Reduction in Autophagy by (-)-Epigallocatechin-3-Gallate (EGCG): a Potential Mechanism of Prevention of Mitochondrial Dysfunction After Subarachnoid Hemorrhage.
Mol Neurobiol. 2016 Jan 7. Epub 2016 Jan 7. PMID: 26742518
Mitochondrial dysfunction and subsequent autophagy, which are common features in central nervous system (CNS) disorders, were found to contribute to neuronal cell injury after subarachnoid hemorrhage (SAH). (-)-Epigallocatechin-3-gallate (EGCG), the main biological active of tea catechin, is well known for its beneficial effects in the treatment of CNS diseases.
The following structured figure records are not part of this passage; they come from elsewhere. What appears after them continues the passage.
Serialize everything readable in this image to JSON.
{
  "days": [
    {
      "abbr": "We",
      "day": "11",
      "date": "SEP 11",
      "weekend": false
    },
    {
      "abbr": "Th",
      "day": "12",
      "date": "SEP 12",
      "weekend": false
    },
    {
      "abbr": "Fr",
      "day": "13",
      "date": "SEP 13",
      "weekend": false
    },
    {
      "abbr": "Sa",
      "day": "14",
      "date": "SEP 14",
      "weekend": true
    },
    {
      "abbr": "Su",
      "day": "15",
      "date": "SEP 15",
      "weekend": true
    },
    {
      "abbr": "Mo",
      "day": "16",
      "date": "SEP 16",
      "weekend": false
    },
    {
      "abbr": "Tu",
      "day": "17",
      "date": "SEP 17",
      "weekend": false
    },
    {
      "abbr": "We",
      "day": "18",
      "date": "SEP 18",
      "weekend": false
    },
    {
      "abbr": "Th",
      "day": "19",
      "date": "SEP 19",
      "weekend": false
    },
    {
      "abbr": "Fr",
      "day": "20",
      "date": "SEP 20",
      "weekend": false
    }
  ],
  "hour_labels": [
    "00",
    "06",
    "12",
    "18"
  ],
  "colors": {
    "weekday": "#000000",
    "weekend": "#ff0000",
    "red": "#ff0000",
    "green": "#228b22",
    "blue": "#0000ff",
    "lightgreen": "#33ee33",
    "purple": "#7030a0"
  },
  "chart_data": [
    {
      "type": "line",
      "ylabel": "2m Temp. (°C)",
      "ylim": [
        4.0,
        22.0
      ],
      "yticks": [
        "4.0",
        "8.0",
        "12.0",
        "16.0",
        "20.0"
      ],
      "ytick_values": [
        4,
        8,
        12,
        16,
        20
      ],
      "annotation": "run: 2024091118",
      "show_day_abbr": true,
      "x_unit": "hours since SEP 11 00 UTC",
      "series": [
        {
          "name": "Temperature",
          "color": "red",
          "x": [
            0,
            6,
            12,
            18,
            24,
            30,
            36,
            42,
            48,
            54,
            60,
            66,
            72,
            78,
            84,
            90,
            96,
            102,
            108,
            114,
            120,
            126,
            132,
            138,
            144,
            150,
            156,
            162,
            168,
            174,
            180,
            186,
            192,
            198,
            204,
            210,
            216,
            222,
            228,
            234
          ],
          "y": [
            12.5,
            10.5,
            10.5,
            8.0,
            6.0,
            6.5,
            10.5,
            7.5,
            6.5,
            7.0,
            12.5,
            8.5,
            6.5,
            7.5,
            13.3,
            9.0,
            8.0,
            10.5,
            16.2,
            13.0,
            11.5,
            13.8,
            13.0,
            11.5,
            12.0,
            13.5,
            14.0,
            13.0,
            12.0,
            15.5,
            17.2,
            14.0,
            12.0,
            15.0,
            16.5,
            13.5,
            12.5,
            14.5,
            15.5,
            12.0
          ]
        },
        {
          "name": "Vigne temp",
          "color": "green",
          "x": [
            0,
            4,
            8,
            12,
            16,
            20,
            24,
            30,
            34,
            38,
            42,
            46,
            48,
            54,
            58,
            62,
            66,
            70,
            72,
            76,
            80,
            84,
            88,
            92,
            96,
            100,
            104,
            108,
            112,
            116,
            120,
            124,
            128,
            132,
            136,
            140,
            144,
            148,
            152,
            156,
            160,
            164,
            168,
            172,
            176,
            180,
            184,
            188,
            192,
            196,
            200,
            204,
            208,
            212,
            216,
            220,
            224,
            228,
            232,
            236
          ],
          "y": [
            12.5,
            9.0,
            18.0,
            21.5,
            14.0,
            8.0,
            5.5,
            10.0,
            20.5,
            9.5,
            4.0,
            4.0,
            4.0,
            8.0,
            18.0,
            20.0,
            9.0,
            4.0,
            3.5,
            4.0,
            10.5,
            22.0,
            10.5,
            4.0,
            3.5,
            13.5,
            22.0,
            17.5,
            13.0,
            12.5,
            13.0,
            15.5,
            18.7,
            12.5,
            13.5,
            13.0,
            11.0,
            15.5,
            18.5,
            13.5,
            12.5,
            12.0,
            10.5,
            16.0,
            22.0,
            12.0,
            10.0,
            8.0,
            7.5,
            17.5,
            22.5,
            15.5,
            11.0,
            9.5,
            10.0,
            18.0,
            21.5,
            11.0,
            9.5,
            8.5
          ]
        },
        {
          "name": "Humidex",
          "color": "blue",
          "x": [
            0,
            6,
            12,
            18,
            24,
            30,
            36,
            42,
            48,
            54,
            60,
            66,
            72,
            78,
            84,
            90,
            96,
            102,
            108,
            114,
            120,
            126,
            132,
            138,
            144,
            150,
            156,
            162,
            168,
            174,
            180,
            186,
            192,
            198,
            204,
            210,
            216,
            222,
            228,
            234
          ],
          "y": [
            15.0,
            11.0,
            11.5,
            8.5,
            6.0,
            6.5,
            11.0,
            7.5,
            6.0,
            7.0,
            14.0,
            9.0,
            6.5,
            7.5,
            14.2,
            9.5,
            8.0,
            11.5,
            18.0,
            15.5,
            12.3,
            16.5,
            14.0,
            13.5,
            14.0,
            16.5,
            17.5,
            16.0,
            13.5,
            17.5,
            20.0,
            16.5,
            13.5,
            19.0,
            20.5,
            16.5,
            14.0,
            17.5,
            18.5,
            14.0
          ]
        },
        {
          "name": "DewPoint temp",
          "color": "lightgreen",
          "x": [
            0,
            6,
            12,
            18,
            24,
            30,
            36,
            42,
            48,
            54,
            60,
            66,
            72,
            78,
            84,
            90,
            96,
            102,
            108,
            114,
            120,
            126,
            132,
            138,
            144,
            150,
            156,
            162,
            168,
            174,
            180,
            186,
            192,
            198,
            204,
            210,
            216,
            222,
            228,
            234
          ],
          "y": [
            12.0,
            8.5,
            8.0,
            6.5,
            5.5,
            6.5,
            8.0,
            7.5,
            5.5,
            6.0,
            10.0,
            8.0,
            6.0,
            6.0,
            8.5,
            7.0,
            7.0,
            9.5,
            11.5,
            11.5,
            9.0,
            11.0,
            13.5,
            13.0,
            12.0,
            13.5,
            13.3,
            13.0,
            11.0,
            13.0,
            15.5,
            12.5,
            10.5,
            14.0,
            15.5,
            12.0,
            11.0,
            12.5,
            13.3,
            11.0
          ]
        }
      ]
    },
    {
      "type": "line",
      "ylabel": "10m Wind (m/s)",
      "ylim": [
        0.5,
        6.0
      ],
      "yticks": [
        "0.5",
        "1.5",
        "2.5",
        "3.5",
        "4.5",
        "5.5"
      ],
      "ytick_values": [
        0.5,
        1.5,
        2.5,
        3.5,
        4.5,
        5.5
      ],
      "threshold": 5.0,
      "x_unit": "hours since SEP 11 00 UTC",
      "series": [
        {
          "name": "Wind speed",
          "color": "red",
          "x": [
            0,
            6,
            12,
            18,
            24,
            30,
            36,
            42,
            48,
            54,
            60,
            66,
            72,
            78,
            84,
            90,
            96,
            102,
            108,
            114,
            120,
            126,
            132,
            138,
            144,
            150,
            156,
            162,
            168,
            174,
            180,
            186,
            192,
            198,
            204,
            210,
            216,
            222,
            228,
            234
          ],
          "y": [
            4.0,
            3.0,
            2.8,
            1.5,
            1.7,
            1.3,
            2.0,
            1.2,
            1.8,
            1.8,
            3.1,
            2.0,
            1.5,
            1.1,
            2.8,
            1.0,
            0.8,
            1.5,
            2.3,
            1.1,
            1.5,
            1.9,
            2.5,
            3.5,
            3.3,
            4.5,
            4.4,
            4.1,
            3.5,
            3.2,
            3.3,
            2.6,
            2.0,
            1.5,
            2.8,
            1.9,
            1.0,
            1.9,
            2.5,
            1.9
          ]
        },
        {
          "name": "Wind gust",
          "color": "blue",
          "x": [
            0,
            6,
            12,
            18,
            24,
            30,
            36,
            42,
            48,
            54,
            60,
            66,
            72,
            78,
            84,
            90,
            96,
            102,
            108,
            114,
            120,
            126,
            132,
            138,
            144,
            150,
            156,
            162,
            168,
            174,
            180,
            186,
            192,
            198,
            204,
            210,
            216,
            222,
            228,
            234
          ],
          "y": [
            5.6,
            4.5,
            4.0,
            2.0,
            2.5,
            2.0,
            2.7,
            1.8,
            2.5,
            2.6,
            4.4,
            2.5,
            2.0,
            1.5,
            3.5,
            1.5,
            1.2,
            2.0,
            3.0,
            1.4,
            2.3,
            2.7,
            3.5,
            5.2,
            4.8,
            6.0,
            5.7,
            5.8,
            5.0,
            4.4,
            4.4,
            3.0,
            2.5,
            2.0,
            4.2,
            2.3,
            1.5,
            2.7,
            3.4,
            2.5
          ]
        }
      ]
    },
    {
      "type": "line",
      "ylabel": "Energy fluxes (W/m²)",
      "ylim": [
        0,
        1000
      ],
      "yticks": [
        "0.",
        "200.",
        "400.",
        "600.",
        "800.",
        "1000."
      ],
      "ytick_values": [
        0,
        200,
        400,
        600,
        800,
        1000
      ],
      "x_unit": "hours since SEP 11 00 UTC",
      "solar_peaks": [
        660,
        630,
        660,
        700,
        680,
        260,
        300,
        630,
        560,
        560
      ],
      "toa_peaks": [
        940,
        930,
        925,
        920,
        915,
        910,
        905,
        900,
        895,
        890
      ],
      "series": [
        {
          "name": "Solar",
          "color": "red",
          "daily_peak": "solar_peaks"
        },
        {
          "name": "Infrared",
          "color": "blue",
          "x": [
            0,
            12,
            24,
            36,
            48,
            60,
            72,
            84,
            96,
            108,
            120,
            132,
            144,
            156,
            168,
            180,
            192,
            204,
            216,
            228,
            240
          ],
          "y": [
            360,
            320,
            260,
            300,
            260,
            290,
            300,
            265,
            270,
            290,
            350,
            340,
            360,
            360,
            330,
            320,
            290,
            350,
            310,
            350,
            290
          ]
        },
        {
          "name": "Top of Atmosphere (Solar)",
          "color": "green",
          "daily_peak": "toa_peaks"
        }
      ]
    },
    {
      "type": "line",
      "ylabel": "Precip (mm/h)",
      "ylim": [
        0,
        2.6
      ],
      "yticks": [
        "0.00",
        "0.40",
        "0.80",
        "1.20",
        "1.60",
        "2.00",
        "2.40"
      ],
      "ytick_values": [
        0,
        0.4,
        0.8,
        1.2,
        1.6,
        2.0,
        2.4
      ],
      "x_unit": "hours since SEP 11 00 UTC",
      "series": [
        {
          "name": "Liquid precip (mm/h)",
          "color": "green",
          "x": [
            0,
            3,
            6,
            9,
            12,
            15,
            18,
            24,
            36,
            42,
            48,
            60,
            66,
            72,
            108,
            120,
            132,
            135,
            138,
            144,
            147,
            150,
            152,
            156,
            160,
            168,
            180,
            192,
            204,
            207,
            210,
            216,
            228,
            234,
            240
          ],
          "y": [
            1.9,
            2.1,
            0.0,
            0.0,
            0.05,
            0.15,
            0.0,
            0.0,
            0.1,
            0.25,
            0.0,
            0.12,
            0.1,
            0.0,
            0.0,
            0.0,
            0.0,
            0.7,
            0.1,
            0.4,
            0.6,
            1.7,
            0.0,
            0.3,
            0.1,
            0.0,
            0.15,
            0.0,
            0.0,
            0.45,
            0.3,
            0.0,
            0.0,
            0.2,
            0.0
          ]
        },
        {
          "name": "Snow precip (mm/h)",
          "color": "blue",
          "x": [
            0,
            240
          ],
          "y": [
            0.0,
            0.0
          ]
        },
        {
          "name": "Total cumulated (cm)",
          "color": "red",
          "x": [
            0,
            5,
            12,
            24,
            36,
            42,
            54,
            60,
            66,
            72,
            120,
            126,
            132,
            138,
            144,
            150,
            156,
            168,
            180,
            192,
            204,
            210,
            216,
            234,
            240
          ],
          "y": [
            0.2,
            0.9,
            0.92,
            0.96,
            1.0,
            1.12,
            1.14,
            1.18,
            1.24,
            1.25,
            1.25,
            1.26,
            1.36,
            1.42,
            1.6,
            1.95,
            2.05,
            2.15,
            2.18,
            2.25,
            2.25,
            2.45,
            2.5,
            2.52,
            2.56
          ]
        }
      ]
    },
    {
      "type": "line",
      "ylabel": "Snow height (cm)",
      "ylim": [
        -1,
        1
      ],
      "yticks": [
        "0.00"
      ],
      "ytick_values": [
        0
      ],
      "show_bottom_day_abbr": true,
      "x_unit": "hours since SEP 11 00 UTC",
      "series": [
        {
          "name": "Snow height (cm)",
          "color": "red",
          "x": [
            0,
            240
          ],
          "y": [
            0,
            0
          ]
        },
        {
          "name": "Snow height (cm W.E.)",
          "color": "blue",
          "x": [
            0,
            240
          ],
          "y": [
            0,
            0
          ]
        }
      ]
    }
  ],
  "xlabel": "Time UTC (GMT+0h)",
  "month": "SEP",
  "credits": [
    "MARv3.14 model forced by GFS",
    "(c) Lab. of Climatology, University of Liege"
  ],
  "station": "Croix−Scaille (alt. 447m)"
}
Here, the ability of EGCG to rescue cellular injury and mitochondrial function following the improvement of autophagic flux after SAH was investigated. As expected, EGCG-protected mitochondrial function depended on the inhibition of cytosolic Ca(2+) concentration ([Ca(2+)]i) influx via voltage-gated calcium channels (VGCCs) and, consequently, mitochondrial Ca(2+) concentration ([Ca(2+)]m) overload via mitochondrial Ca(2+) uniporter (MCU). The attenuated [Ca(2+)]i and [Ca(2+)]m levels observed in the EGCG-treated group likely lessened oxyhemoglobin (OxyHb)-induced mitochondrial dysfunction, including mitochondrial membrane potential depolarization, mitochondrial membrane permeability transition pore (mPTP) opening, reactive oxygen species (ROS), and cytochrosome c (cyt c) releasing. Subsequently, EGCG can restore the disrupted autophagy flux after SAH both at the initiation and formation stages by regulating Atg5, LC3B, and Becn-1 (Beclin-1) mRNA expressions. Thus, precondition EGCG resulted in autophagosomes and more autolysosomes compared with SAH group. As a result, EGCG pre-treatment increased the neurological score and decreased cell death. This study suggested that the mitochondrial dysfunction and abnormal autophagy flux synergistically contribute to SAH pathogenesis. Thus, EGCG can be regarded as a new pharmacological agent that targets both mitochondria and altered autophagy in SAH therapy.